Swan SDK
Concepts

Push architecture

How a campaign reaches a device — from the dashboard, through FCM/APNs, into your app, and back as a delivery / click ACK.

A Swan push notification is a round trip: campaign → FCM/APNs → device → user tap → click ACK back to Swan. The SDK is responsible for the last two legs.

End-to-end flow

   ┌────────────────────┐
   │  Campaigns engine  │  (you author the message + audience here)
   └────────┬───────────┘


   ┌────────────────────┐
   │   Swan backend     │  resolves audience → device tokens
   │                    │
   │   POST to FCM/APNs │  one request per device
   └────────┬───────────┘

   ┌────────▼───────────┐
   │  FCM / APNs        │
   └────────┬───────────┘
            │  data-only payload

   ┌────────────────────┐
   │   Swan SDK         │  - receives payload in messaging service / delegate
   │                    │  - renders notification (basic or carousel)
   │   (your app)       │  - posts to OS notification tray
   │                    │  - on tap: routes to deep-link handler
   └────────┬───────────┘
            │  POST /events { type: "push_clicked", messageId }

   ┌────────────────────┐
   │  Swan backend      │  click ACK reconciles with delivery report
   └────────────────────┘

Why data-only payloads

The SDK uses data-only FCM payloads (no notification block), which means:

  • The OS always wakes the app to handle the message — the SDK renders the notification itself
  • Background message handlers fire reliably (including for silent: 'true' payloads where we suppress the user-visible notification entirely)
  • The SDK can render carousel templates, custom sounds, and channel-specific styling that pure notification payloads can't express

The trade-off: you must keep the SDK's messaging service registered. The Android getting-started guide covers the manifest entries.

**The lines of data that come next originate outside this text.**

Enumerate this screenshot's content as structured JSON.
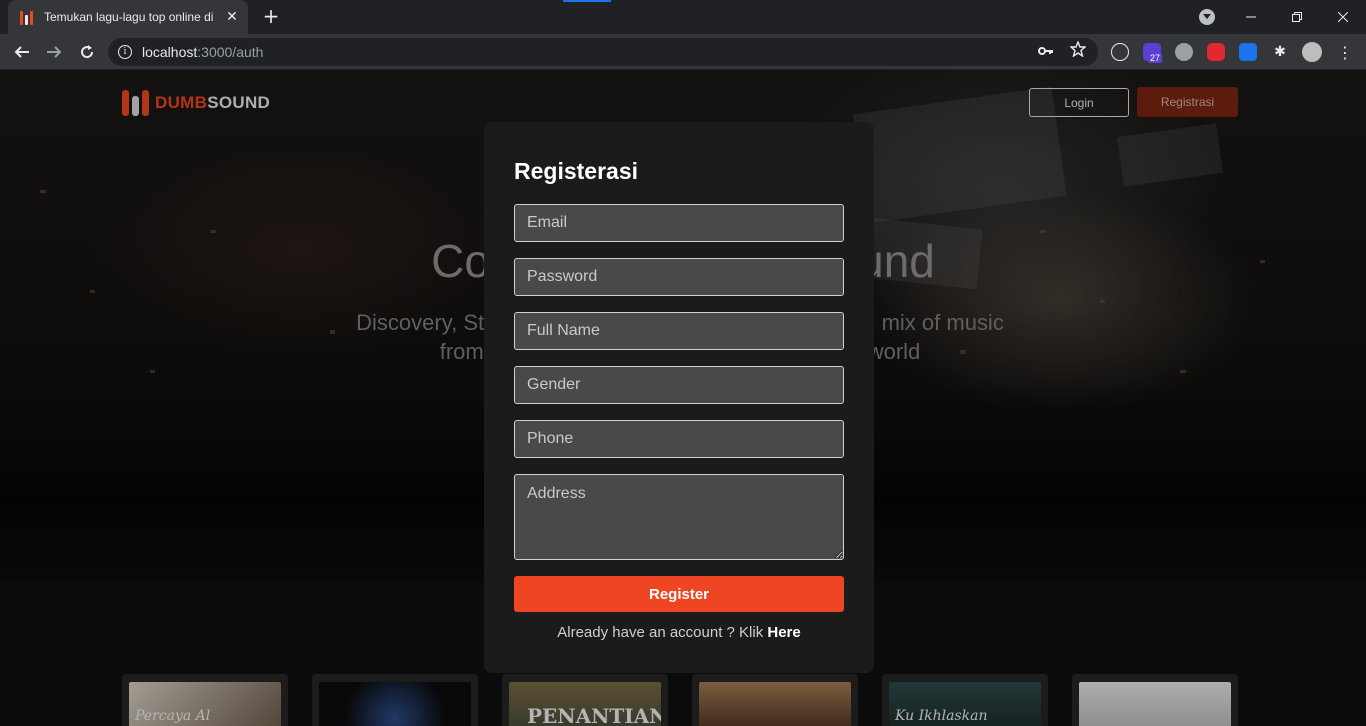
{
  "browser": {
    "tab_title": "Temukan lagu-lagu top online di",
    "tab_close": "✕",
    "new_tab": "+",
    "url_host": "localhost",
    "url_path": ":3000/auth",
    "extension_badge": "27"
  },
  "header": {
    "logo_part1": "DUMB",
    "logo_part2": "SOUND",
    "login_label": "Login",
    "register_label": "Registrasi"
  },
  "hero": {
    "title": "Connect on DumbSound",
    "subtitle": "Discovery, Stream, and share a constantly expanding mix of music from emerging and major artists around the world"
  },
  "modal": {
    "title": "Registerasi",
    "email_placeholder": "Email",
    "password_placeholder": "Password",
    "fullname_placeholder": "Full Name",
    "gender_placeholder": "Gender",
    "phone_placeholder": "Phone",
    "address_placeholder": "Address",
    "submit_label": "Register",
    "footer_prefix": "Already have an account ? Klik ",
    "footer_link": "Here"
  },
  "albums": [
    {
      "label": "Percaya Al"
    },
    {
      "label": ""
    },
    {
      "label": "PENANTIAN"
    },
    {
      "label": ""
    },
    {
      "label": "Ku Ikhlaskan"
    },
    {
      "label": ""
    }
  ],
  "colors": {
    "accent": "#ee4622",
    "modal_bg": "#1b1b1b",
    "field_bg": "#494949"
  }
}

Notification channels (Android)

The SDK declares five default channels at first init:

Channel IDImportanceUse
swan_transactionalHighOrder confirmations, OTPs
swan_alertsHighService alerts, account changes
swan_promotionalDefaultMarketing campaigns
swan_generalDefaultCatch-all
swan_notificationsDefaultLegacy / unspecified

The campaign payload picks the channel by ID. Host apps can register additional channels (e.g. one per category) via Swan.createNotificationChannel(...) — typically used for custom-sound channels, since the sound is bound to the channel at creation.

Click acknowledgement

When the user taps a notification, the SDK posts a push_clicked event back to /events with the originating messageId. The campaigns engine reconciles this with its delivery report to compute open rates, attribution, and trigger follow-on journeys (e.g. "if user clicked promo X, send promo Y after 24h").

You don't wire this up — the SDK does it automatically when the notification is tapped. You only need to handle the deep-link payload via Swan.addNotificationOpenedListener and Swan.addDeepLinkOpenedListener.

Silent push

A payload with silent: 'true' fires the background message handler without posting a user-visible notification. The SDK does not emit a delivery ACK or click ACK for silent payloads — by definition there is no user-visible interaction to report.

Use silent push for: cache invalidation, lightweight refresh nudges, or triggering an in-app action without bothering the user.